You can put `Object`s into a container. `MVar` can be used to use them like other OOPLs

`newMVar` instantiates an object. We can define a method invocation operator:

```haskell
(.-) :: MVar (Object f IO) -> f a -> IO a
v .- f = do
  obj <- takeMVar v
  (a, obj') <- restore (runObject obj f >>= evaluate) `onException` putMVar v obj
  putMVar v obj'
  return a
```

In case of exception, it will reset to the original object. This prevents the state from getting inconsistent and it seems like an improvement over other OOP implementations.

```haskell
> v <- newMVar (hello 0)
> v .- Hello
Hello
> v .- Increment 1
0
> v .- Increment 42
1
```

It works as an instance indeed.

Composition!?
----

`Object`s are composable as well as functions are (not to be confused with "composition" in OOP sense!).

```haskell
(@>>@) :: Functor h => Object f g -> Object g h -> Object f h
Object m @>>@ Object n = Object $ fmap (\((x, m'), n') -> (x, m' @>>@ n')) . n . m
```

With an identity object `echo = Object $ \f -> (\x -> (x, echo)) <$> f :: Functor f => Object f f`, they form a category of interfaces where morphisms are objects (it's double-confusing because the objects, in categorical sense, are interfaces...).

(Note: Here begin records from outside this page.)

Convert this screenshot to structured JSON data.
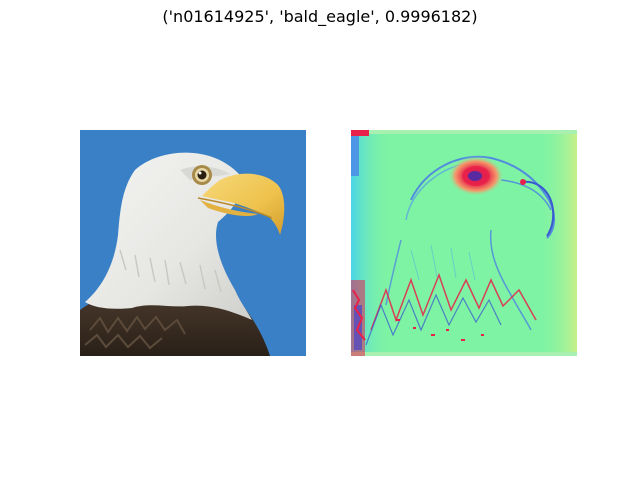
{
  "figure": {
    "title": "('n01614925', 'bald_eagle', 0.9996182)"
  },
  "panels": {
    "original_image": {
      "subject": "bald eagle head photograph",
      "background_color": "#3a80c6"
    },
    "saliency_map": {
      "subject": "gradient saliency heatmap of bald eagle",
      "colormap": "jet",
      "base_color": "#7ef3a4"
    }
  }
}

I admit the object composition isn't so important.

Mortals
----
Unlike typical objects, this object encoding can die. It's simple: the effect it produces may fail.

```haskell
newtype Mortal f g a = Mortal { unMortal :: Object f (EitherT a g) }
```

Mortals form a monad: `return` dies immediately, and the bind reincarnates an object, passing the final result.

```haskell
instance Monad m => Monad (Mortal f m) where
  return a = mortal $ const $ left a
  {-# INLINE return #-}
  m >>= k = mortal $ \f -> lift (runEitherT $ runMortal m f) >>= \r -> case r of
    Left a -> runMortal (k a) f
    Right (x, m') -> return (x, m' >>= k)
```

In game programming, typically the manager has to maintain the collection of objects. The ability to die by oneself is quite useful.

Conclusion
----

Objects can be thought of as Mealy machines of effects, and their Haskell encoding is actually straightforward. This novel building block might be too strong to use everyday, but I'm pretty sure there are places where this abstraction fits well, like game programming.